Unfortunately, we currently don’t have the bandwidth to wrap this up in a way that it would be well-documented enough to release it. However, you might find the code for the multi-task learning model we extend useful: https://github.com/coastalcph/mtl-disparate
Posted by: lucaschaves @ Oct. 29, 2019, 7:05 p.m.All right. But I still hope that you can publish the evaluation script. My result on the verification set has reached 60% of the micao_f1 value, but it shows only 40% after submission on test set.
Posted by: cococold @ Oct. 30, 2019, 12:58 a.m.Hi cococold,
Is your work reproducing the baseline system publicly available?
Posted by: jeswan @ March 24, 2020, 7:26 p.m.Due to the control during the epidemic, I cannot connect to our private server where we store the project.

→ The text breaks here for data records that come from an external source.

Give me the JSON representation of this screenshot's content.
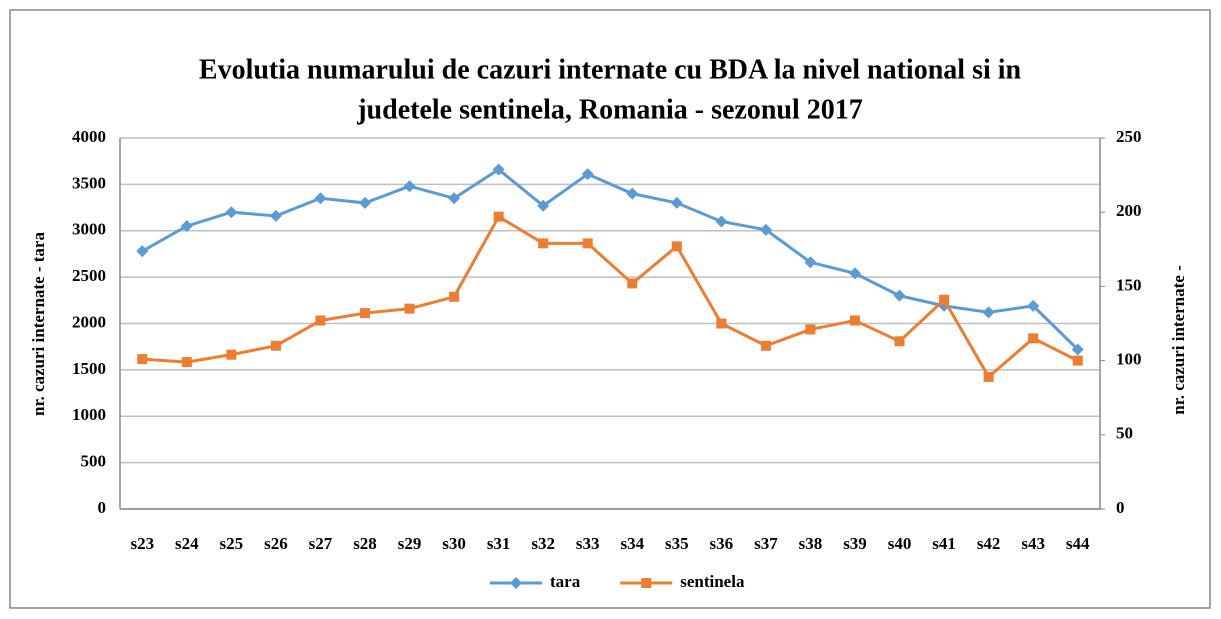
{
  "chart_data": {
    "type": "line",
    "title": [
      "Evolutia numarului de cazuri internate cu BDA la nivel national si in",
      "judetele sentinela, Romania - sezonul 2017"
    ],
    "y_label": "nr. cazuri internate - tara",
    "y2_label": "nr. cazuri internate -",
    "categories": [
      "s23",
      "s24",
      "s25",
      "s26",
      "s27",
      "s28",
      "s29",
      "s30",
      "s31",
      "s32",
      "s33",
      "s34",
      "s35",
      "s36",
      "s37",
      "s38",
      "s39",
      "s40",
      "s41",
      "s42",
      "s43",
      "s44"
    ],
    "series": [
      {
        "name": "tara",
        "color": "#5b9bd5",
        "marker": "diamond",
        "axis": "y",
        "values": [
          2780,
          3050,
          3200,
          3160,
          3350,
          3300,
          3480,
          3350,
          3660,
          3270,
          3610,
          3400,
          3300,
          3100,
          3010,
          2660,
          2540,
          2300,
          2190,
          2120,
          2190,
          1720
        ]
      },
      {
        "name": "sentinela",
        "color": "#ed7d31",
        "marker": "square",
        "axis": "y2",
        "values": [
          101,
          99,
          104,
          110,
          127,
          132,
          135,
          143,
          197,
          179,
          179,
          152,
          177,
          125,
          110,
          121,
          127,
          113,
          141,
          89,
          115,
          100
        ]
      }
    ],
    "ylim": [
      0,
      4000
    ],
    "yticks": [
      0,
      500,
      1000,
      1500,
      2000,
      2500,
      3000,
      3500,
      4000
    ],
    "y2lim": [
      0,
      250
    ],
    "y2ticks": [
      0,
      50,
      100,
      150,
      200,
      250
    ],
    "grid": true,
    "legend": "bottom"
  }
}
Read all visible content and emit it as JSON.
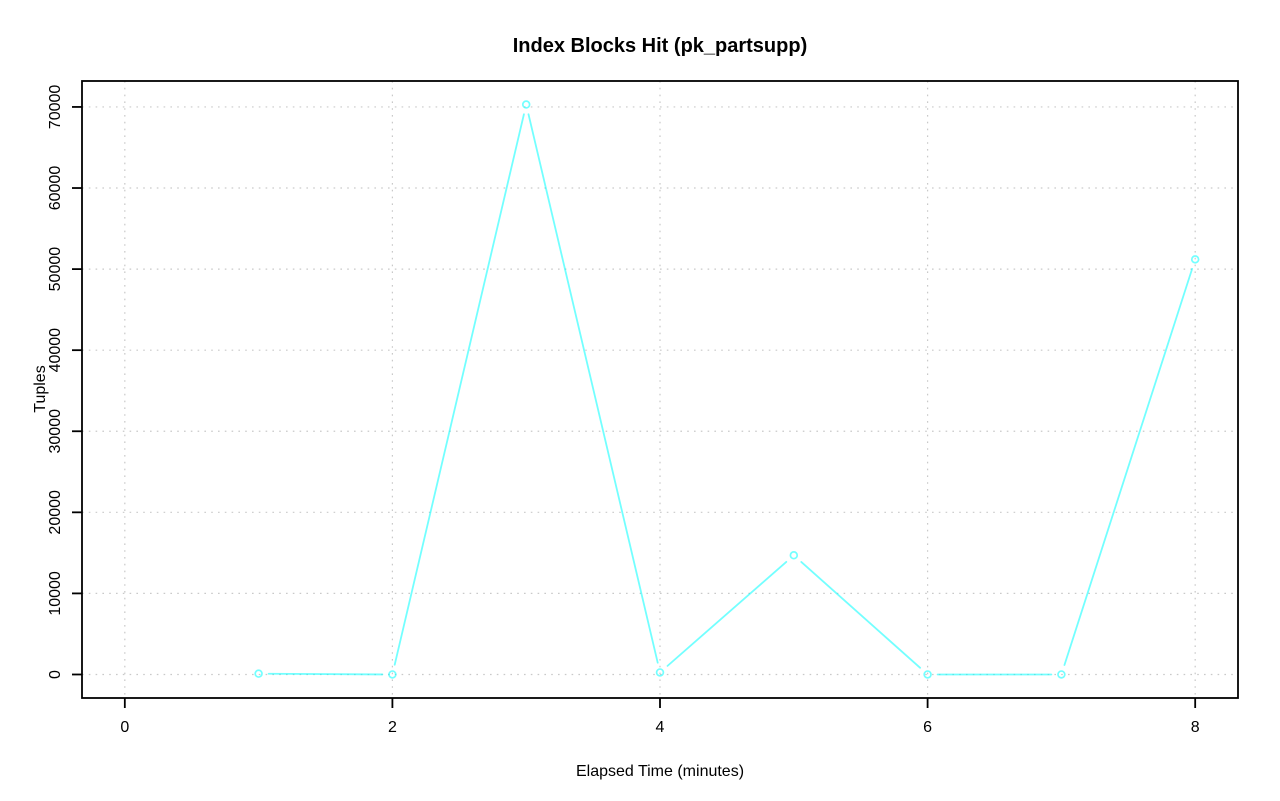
{
  "chart_data": {
    "type": "line",
    "title": "Index Blocks Hit (pk_partsupp)",
    "xlabel": "Elapsed Time (minutes)",
    "ylabel": "Tuples",
    "x": [
      1,
      2,
      3,
      4,
      5,
      6,
      7,
      8
    ],
    "values": [
      100,
      0,
      70300,
      250,
      14700,
      0,
      0,
      51200
    ],
    "x_ticks": [
      0,
      2,
      4,
      6,
      8
    ],
    "y_ticks": [
      0,
      10000,
      20000,
      30000,
      40000,
      50000,
      60000,
      70000
    ],
    "xlim": [
      -0.32,
      8.32
    ],
    "ylim": [
      -2900,
      73200
    ],
    "grid": "dotted",
    "legend": "none",
    "marker": "open-circle",
    "line_color": "#00ffff",
    "grid_color": "#c9c9c9",
    "axis_color": "#000000",
    "background_color": "#ffffff"
  }
}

We will public our work as soon as possible.
Posted by: cococold @ March 25, 2020, 2:15 a.m.Hi cococold,
Any luck with accessing your server? Planning to try and reproduce these results manually and it would be a great help to reference your work! Thanks!
Posted by: jeswan @ April 1, 2020, 2:16 a.m.Hi, are you still planning to publish your work? I have a few questions about details of the baseline system that are not answered by the paper so I'd be very curious to see the implementation.
Posted by: wangrat @ March 6, 2022, 7:54 p.m.Hi
Could it be that the final results for micro-F1 and macro-F1 are calculated differently than in the paper?
Because in the paper, I suppose the full results on micro and macro F1 are calculated by taking the mean of the micro - and macro F1 values of all domains,
but when I submit my predictions for the pomt-domain (labels for other domain are set on a label that only pomt uses (e.g. full flop)). Then I supose
I would get results below 1/26 for both micro and macro F1, but I got 0.101403609281 micro-F1, which I think it's stange.
Could You please give more information on how the micro -and macro F1 is calculated on Codalab and how to reformat the results to the method used in the paper.
Thanks in advance!
Marlon